Весь прошлый год я получала новости о том, кто в городе заболел, кто родился. Я получила детальный отчет о местных противоречивых выборах, на которых Нонна отказалась голосовать, поскольку на одну и ту же должность претендовали два кузена, которые боролись друг с другом. Мне было известно и о ее высоком кровяном давлении и диабете. Я знала, что у нее в плече защемление нерва. Еще знала о том, что мои племянницы были прилежными ученицами, а Франка и Косимо пахали на непостоянной работе, которая не позволяла никаких жизненных излишеств, не говоря уж о роскоши. И буквально за несколько дней до нашего приезда мы с Нонной разговаривали о бушующих лесных пожарах, охвативших часть острова.
Я повернулась к Зоэле, которая едва притронулась к тарелке и уже была готова встать из-за стола, чтобы отправиться в маленькую гостиную смотреть итальянские мыльные оперы – это было ее любимое времяпровождение, когда не было никаких других занятий. Но прежде чем я успела ее спросить, Нонна вмешалась.
–
– Зоэла, Нонна счастлива, что мы вернулись, – обратилась я к ней на итальянском, надеясь, что мы втроем могли бы побеседовать. На нашем общем языке.
– Я знаю, я слышала тебя, – ответила она на английском. Затем она встала и направилась в соседнюю гостиную.
– Хорошо, хочешь сказать ей что-нибудь о том, как ты себя чувствуешь, находясь здесь? – давила я.
– Конечно. – Она уселась на диван и начала снимать свои туфли, не отрывая взгляда от телевизора. Восемь лет – это, оказывается, еще одни восемнадцать.

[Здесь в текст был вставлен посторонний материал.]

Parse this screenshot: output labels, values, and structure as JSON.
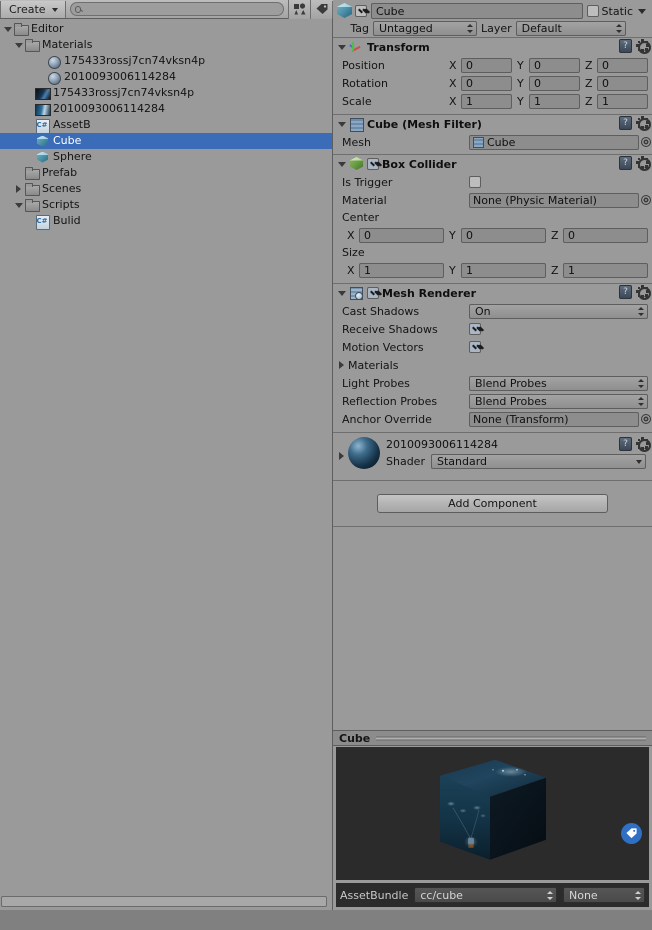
{
  "project_panel": {
    "toolbar": {
      "create_label": "Create",
      "create_caret": "caret-down-icon",
      "search_placeholder": "",
      "search_value": "",
      "search_icon": "search-icon",
      "filter_type_icon": "filter-by-type-icon",
      "filter_label_icon": "filter-by-label-icon"
    },
    "tree": [
      {
        "label": "Editor",
        "icon": "folder-icon",
        "depth": 0,
        "expanded": true,
        "selected": false
      },
      {
        "label": "Materials",
        "icon": "folder-icon",
        "depth": 1,
        "expanded": true,
        "selected": false
      },
      {
        "label": "175433rossj7cn74vksn4p",
        "icon": "material-sphere-icon",
        "depth": 3,
        "expanded": null,
        "selected": false
      },
      {
        "label": "2010093006114284",
        "icon": "material-sphere-icon",
        "depth": 3,
        "expanded": null,
        "selected": false
      },
      {
        "label": "175433rossj7cn74vksn4p",
        "icon": "texture-icon",
        "depth": 2,
        "expanded": null,
        "selected": false
      },
      {
        "label": "2010093006114284",
        "icon": "texture-icon",
        "depth": 2,
        "expanded": null,
        "selected": false
      },
      {
        "label": "AssetB",
        "icon": "csharp-script-icon",
        "depth": 2,
        "expanded": null,
        "selected": false
      },
      {
        "label": "Cube",
        "icon": "prefab-cube-icon",
        "depth": 2,
        "expanded": null,
        "selected": true
      },
      {
        "label": "Sphere",
        "icon": "prefab-cube-icon",
        "depth": 2,
        "expanded": null,
        "selected": false
      },
      {
        "label": "Prefab",
        "icon": "folder-icon",
        "depth": 1,
        "expanded": null,
        "selected": false
      },
      {
        "label": "Scenes",
        "icon": "folder-icon",
        "depth": 1,
        "expanded": false,
        "selected": false
      },
      {
        "label": "Scripts",
        "icon": "folder-icon",
        "depth": 1,
        "expanded": true,
        "selected": false
      },
      {
        "label": "Bulid",
        "icon": "csharp-script-icon",
        "depth": 2,
        "expanded": null,
        "selected": false
      }
    ]
  },
  "inspector": {
    "object": {
      "enabled": true,
      "name": "Cube",
      "static_label": "Static",
      "static_checked": false,
      "tag_label": "Tag",
      "tag_value": "Untagged",
      "layer_label": "Layer",
      "layer_value": "Default"
    },
    "transform": {
      "title": "Transform",
      "expanded": true,
      "rows": [
        {
          "label": "Position",
          "x": "0",
          "y": "0",
          "z": "0"
        },
        {
          "label": "Rotation",
          "x": "0",
          "y": "0",
          "z": "0"
        },
        {
          "label": "Scale",
          "x": "1",
          "y": "1",
          "z": "1"
        }
      ],
      "axis_labels": {
        "x": "X",
        "y": "Y",
        "z": "Z"
      }
    },
    "mesh_filter": {
      "title": "Cube (Mesh Filter)",
      "expanded": true,
      "mesh_label": "Mesh",
      "mesh_value": "Cube"
    },
    "box_collider": {
      "title": "Box Collider",
      "expanded": true,
      "enabled": true,
      "is_trigger_label": "Is Trigger",
      "is_trigger_checked": false,
      "material_label": "Material",
      "material_value": "None (Physic Material)",
      "center_label": "Center",
      "center": {
        "x": "0",
        "y": "0",
        "z": "0"
      },
      "size_label": "Size",
      "size": {
        "x": "1",
        "y": "1",
        "z": "1"
      }
    },
    "mesh_renderer": {
      "title": "Mesh Renderer",
      "expanded": true,
      "enabled": true,
      "cast_shadows_label": "Cast Shadows",
      "cast_shadows_value": "On",
      "receive_shadows_label": "Receive Shadows",
      "receive_shadows_checked": true,
      "motion_vectors_label": "Motion Vectors",
      "motion_vectors_checked": true,
      "materials_label": "Materials",
      "materials_expanded": false,
      "light_probes_label": "Light Probes",
      "light_probes_value": "Blend Probes",
      "reflection_probes_label": "Reflection Probes",
      "reflection_probes_value": "Blend Probes",
      "anchor_override_label": "Anchor Override",
      "anchor_override_value": "None (Transform)"
    },
    "material": {
      "name": "2010093006114284",
      "shader_label": "Shader",
      "shader_value": "Standard",
      "expanded": false
    },
    "add_component_label": "Add Component"
  },
  "preview": {
    "title": "Cube",
    "assetbundle_label": "AssetBundle",
    "assetbundle_value": "cc/cube",
    "assetbundle_variant": "None",
    "badge_icon": "label-tag-icon"
  },
  "colors": {
    "selection": "#3a6cb8",
    "panel_bg": "#9a9a9a",
    "window_bg": "#808080",
    "preview_bg": "#2b2b2b",
    "badge": "#2f6fc4"
  }
}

– Хорошо, почему бы тебе не подойти сюда и несказать ей это лично? Или обнять ее еще раз. – Внезапно я перешла обратно на английский и на такие интонации, которые не позволяли звучать моей речи легко и непринужденно.
Нонна почувствовала, что что-то неладно.
–
Зоэла вернулась обратно на кухню, вся – сплошная улыбка, и поцеловала Нонну в щеку. Затем развернулась на одной ноге и покинула нас снова.
– Босиком, словно цыганенок, – сказала Нонна, ласково улыбаясь вслед Зоэле. – Оставь ее.
Когда Зоэла вошла в другую комнату, она повернулась и обратилась ко мне опять на английском:
– Мамочка… как так получилось, что на стенах у Нонны нет фотографий, где вы с Баббо женитесь?
Это было последнее, что я могла ожидать, но ей было восемь, и она воспринимала мир по-другому каждый новый день. И это было первый раз, когда я поняла, что в итоге мне придется ответить на этот вопрос. Но не сейчас.
И когда Нонна начала убирать со стола, я осторожно ответила:
– В доме нет фотографий нашей свадьбы, но здесь много других изображений, на которых мы вместе. – И она больше не допытывалась.
Она не казалась мне достаточно взрослой, чтобы посвящать ее в подробности о том, как семьи могут не признавать тех, кого полюбили их дети. Мне не хотелось создавать раскол между ней и ее дедушкой и бабушкой. Для полноценного ответа требовался прежде всего контекст. А чтобы дать этот контекст, требовалось поднять со дна давно минувшее прошлое.
Однажды мне придется озвучить то, что оставалось пока невысказанным: что мы были семьей, встретившей препятствия на пути к соединению, и что процесс прощения иногда может оказаться тяжелым. Я бы рассказала ей о поисках любви, способности людей меняться и о воссоединении в саду отеля на берегу моря. Мне пришлось бы попытаться проиллюстрировать то, как жизнь требует от нас постоянно восстанавливать и ремонтировать взаимоотношения. Рассказать о том, как болезнь ее папы сблизила нас всех. И как ее рождение все изменило.